Books are often mashups as well. Rick Warren once said that what is in Purpose-Driven Life is what he read in other books–but he put it in a 40-day, church-program package that hadn’t been done quite like that before. A reference book is a mashup. Our Ancient Christian Commentary on Scripture is a very creative and successful example. In academia a course itself will be a mashup of all kinds of resources, a reading list or study list of books, articles, videos, exercises, case studies, experiments and so forth–not to mention lectures.
Technology is making some of this even easier these days for professors. They take a few journals articles here, several chapter excerpts there, some of the professor’s own lecture notes, a blog post or two, some charts and tables–and the students have their text.
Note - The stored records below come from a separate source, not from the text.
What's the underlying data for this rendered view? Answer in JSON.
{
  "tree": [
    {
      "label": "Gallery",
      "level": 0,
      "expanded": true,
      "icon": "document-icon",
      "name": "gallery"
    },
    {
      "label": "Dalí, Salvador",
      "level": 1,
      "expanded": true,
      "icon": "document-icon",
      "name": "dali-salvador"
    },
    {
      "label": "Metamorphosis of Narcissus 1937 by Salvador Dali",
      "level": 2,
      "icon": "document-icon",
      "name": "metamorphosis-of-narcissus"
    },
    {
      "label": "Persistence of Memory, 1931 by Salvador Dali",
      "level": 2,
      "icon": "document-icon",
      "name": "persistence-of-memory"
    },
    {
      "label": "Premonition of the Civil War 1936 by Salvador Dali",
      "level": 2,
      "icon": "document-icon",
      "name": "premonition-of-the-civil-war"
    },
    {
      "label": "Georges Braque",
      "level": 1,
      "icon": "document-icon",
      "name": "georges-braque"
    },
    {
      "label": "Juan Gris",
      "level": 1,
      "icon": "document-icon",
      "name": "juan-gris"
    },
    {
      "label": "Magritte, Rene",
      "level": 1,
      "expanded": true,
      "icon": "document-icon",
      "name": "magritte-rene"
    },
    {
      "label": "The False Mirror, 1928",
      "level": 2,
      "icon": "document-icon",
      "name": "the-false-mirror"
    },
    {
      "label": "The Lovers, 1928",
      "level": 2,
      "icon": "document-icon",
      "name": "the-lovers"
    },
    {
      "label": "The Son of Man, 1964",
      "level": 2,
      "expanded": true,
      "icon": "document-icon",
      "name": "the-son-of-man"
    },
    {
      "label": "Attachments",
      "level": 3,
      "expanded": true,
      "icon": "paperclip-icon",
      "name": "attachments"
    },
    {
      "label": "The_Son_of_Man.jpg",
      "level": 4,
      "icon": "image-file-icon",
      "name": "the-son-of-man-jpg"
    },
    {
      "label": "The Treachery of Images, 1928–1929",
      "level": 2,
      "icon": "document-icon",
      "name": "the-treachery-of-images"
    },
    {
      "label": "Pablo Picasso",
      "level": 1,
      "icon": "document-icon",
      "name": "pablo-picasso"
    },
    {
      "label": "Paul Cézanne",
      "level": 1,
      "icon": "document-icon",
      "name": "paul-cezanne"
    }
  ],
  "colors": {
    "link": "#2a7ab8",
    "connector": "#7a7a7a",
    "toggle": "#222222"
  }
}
So enterprising organizations are asking for permission to use pieces of our books for just such purposes–and we are cooperating, of course.
The advantages for the professor (and the students) are obvious. They get exactly what they want–not too much and not too little. They don’t have to use multiple books. They can use just one. And with short attention spans fostered by quantum-paced media, smaller bits of text could be the way to go.
With all the good, usually there are hidden disadvantages, unintended consequences. That could be the case here too. One, ironically, may be the continued reduction in the ability of students to think. We would expect that one key goal of education is to enhance the ability of students to reflect and follow logical arguments, but mashups may have the opposite effect. With short pieces and excerpts mashed together, where is the need to follow a sustained argument of even two hundred pages?
If this should happen, mashups wouldn’t be the sole cause of the demise of thinking. We’ve been going down this path for decades. In 1858 Illinois farmers followed hours-long arguments between Abraham Lincoln and Stephen A. Douglas over slavery. Compare those to the Kennedy-Nixon debates of 1960. But compare those to the stay-on-message, repeat the same sound bites of the Obama-McCain debates of 2008.
In 1982 USA Today started publishing a newspaper with only brief articles, with only one in each issue that would ever be continued on another page. It was decried at the time but now most other newspapers follow its example–if they exist at all.
Now we hear news in ever-briefer pieces and Twitter our lives–as long as it is no more than 140 characters. No wonder we are an ADD culture! No wonder the news makes us dumb. What Neil Postman described in Amusing Ourselves to Death has only become more true since it was first published in 1985.
So mashups aren’t the problem. In many ways they are a solution to problems like astonishingly overpriced textbooks–and texts that don’t exactly fit the professors’ or the students’ needs. Mashups may just be a symptom. If teachers still want students to learn how to think, however, they may need something different.
*Thanks to Dave Zimmerman for these examples.